2.4.1-RELEASE (amd64) running on ufs
pfBlockerNG - 2.1.2_1
snort - 3.2.9.5_2 (newer one available)Just disabling the DNSBL helps to keep everything working. But thats not the sense to deactivate it.
pfblockerNG with disabled DNSBL runs fine. -
This has happened twice today so this is still an issue.
pfSense Netgate SG-4860
2.4.1-RELEASE (amd64)pfBlockerNG 2.1.2_1
I have attached the recommended Output File but was wondering if there is anything else that needs to be supplied to help?
[pfSense Output File_11-2-17.txt](/public/imported_attachments/1/pfSense Output File_11-2-17.txt)
-
Just to add to this thread, I can confirm that the above fix worked for me. I had this issue after pushing out the upgrade to 2.4 and followed the post above (I commented the lines out rather than deleting them). Since then it has been stable and all pfSense routers in my environment have stopped giving the bad gateway error.
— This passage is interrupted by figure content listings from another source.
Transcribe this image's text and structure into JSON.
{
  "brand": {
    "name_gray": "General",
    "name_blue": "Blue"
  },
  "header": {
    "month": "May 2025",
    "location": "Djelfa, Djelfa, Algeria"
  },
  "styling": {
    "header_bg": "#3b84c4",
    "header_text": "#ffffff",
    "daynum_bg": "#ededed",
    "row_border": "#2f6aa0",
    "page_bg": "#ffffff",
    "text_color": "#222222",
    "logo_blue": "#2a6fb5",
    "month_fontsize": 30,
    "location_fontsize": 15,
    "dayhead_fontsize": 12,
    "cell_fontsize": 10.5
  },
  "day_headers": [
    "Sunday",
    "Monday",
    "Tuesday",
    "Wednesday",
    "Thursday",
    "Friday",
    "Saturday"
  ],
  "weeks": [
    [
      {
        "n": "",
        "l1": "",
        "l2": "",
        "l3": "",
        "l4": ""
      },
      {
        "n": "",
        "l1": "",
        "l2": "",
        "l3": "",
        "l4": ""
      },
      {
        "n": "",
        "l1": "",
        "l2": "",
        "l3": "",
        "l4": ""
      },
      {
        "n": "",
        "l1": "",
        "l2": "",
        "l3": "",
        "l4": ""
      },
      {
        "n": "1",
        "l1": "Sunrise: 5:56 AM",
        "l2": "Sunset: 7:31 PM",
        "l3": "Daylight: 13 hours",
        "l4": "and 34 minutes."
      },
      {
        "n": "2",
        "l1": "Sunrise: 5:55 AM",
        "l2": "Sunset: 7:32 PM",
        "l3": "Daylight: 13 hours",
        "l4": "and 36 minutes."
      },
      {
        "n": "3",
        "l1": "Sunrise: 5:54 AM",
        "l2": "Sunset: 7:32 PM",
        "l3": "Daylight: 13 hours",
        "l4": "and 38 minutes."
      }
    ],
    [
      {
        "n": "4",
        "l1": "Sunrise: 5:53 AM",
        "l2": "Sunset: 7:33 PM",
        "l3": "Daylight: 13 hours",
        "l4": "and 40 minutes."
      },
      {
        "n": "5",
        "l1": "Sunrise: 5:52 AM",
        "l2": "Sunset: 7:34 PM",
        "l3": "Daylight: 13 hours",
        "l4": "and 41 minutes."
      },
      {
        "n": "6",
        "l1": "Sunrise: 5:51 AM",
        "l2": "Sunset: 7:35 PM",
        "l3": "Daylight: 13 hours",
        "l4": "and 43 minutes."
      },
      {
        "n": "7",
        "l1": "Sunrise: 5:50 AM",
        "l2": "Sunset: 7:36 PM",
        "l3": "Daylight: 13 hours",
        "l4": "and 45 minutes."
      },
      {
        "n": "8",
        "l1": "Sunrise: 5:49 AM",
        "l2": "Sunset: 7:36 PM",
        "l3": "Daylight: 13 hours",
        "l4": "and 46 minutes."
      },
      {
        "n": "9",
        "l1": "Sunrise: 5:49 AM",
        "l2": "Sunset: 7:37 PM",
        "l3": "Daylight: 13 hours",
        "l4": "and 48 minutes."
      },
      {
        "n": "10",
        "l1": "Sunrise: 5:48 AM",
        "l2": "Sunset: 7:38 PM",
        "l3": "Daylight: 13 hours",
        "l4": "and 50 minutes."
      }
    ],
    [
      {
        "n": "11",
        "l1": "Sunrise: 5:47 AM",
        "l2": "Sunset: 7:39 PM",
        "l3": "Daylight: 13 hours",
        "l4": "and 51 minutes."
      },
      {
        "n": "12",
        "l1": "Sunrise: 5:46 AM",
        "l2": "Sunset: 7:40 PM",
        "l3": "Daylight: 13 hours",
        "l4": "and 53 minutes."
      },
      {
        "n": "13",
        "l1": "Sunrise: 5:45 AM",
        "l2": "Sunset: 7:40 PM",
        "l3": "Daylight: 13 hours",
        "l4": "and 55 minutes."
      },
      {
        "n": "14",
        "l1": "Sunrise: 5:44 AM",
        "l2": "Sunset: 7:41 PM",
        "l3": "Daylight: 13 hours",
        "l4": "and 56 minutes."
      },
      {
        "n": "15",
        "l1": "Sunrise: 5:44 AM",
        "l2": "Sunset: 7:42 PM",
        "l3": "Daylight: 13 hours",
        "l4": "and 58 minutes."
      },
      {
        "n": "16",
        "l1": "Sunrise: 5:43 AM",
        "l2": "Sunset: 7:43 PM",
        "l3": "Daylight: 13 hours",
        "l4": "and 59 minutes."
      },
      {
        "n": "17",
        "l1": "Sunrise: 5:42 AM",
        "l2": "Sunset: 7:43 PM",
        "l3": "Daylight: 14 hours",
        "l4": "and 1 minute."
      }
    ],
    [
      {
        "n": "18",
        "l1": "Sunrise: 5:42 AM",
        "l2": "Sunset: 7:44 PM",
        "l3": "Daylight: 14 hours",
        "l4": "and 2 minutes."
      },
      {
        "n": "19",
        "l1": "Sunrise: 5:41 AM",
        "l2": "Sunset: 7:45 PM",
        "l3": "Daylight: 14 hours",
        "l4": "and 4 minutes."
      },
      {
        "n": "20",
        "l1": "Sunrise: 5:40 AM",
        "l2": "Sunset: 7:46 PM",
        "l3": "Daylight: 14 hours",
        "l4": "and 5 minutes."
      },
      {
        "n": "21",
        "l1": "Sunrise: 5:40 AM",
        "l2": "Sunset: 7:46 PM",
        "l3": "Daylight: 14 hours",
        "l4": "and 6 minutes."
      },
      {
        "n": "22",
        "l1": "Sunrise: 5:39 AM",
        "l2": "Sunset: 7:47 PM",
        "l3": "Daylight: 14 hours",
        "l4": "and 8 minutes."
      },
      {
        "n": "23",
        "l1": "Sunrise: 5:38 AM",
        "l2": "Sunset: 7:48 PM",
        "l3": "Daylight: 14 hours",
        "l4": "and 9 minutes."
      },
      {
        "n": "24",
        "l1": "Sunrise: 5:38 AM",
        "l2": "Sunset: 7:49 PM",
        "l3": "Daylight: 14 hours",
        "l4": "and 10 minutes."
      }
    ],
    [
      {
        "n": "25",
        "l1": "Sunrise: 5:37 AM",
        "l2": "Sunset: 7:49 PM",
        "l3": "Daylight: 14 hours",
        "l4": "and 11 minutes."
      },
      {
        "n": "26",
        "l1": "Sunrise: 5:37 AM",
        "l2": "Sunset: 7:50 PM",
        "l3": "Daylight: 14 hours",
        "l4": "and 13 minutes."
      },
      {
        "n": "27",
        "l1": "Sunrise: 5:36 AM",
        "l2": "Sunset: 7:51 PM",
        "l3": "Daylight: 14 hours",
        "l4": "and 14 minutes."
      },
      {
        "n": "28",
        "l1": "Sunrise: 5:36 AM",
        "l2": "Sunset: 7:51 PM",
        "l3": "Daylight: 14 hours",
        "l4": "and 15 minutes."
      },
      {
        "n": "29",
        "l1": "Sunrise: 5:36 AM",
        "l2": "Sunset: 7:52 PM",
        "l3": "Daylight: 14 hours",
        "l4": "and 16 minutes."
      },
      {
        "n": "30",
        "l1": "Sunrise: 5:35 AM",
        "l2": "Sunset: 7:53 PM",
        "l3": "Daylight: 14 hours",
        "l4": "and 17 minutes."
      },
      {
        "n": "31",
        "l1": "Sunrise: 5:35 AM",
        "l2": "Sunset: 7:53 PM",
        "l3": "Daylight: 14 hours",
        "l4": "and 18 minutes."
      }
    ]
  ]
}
After I commented out that block of code, I've been stable although I know it's just a bandaid for now. On one of my 8 devices, I've been pushing out the updates for pfblockerng and am still getting the Bad Gateway 502 nginx error. In turn, with all packages up to date, I've simply commented out the updated block of code and again it seems to be stable. I know this is not the fix, but at least I'm not having to reboot the gateway router 1-2x a day.
Here is what I commented out:
File: /usr/local/www/pfblockerng/www/index.php
// Increment DNSBL Alias counter /*if (!empty($pfb_query)) { * $pfb_found = FALSE; * * $dnsbl_info = '/var/db/pfblockerng/dnsbl_info'; * if (($handle = @fopen("{$dnsbl_info}", 'r')) !== FALSE) { * $lock_handle = @try_lock($handle, 5); * if ($lock_handle) { * if (($pfb_output = @fopen("{$dnsbl_info}.bk", 'w')) !== FALSE) { * $lock_pfb_output = @try_lock($pfb_output, 5); * if ($lock_pfb_output) { * $pfb_found = TRUE; * * // Find line with corresponding DNSBL Aliasname * while (($line = @fgetcsv($handle)) !== FALSE) { * if ($line[0] == $pfb_query) { * $line[3] += 1; * } * @fputcsv($pfb_output, $line); * } * @unlock($lock_pfb_output); * } * @unlock_force($pfb_output); * @fclose($pfb_output); * } * @unlock($lock_handle); * } * @unlock_force($handle); * @fclose($handle); * } * * if ($pfb_found) { * @rename("{$dnsbl_info}.bk", "{$dnsbl_info}"); * } *} */I'll check back Monday to see if there are any updates! Have a nice weekend everyone!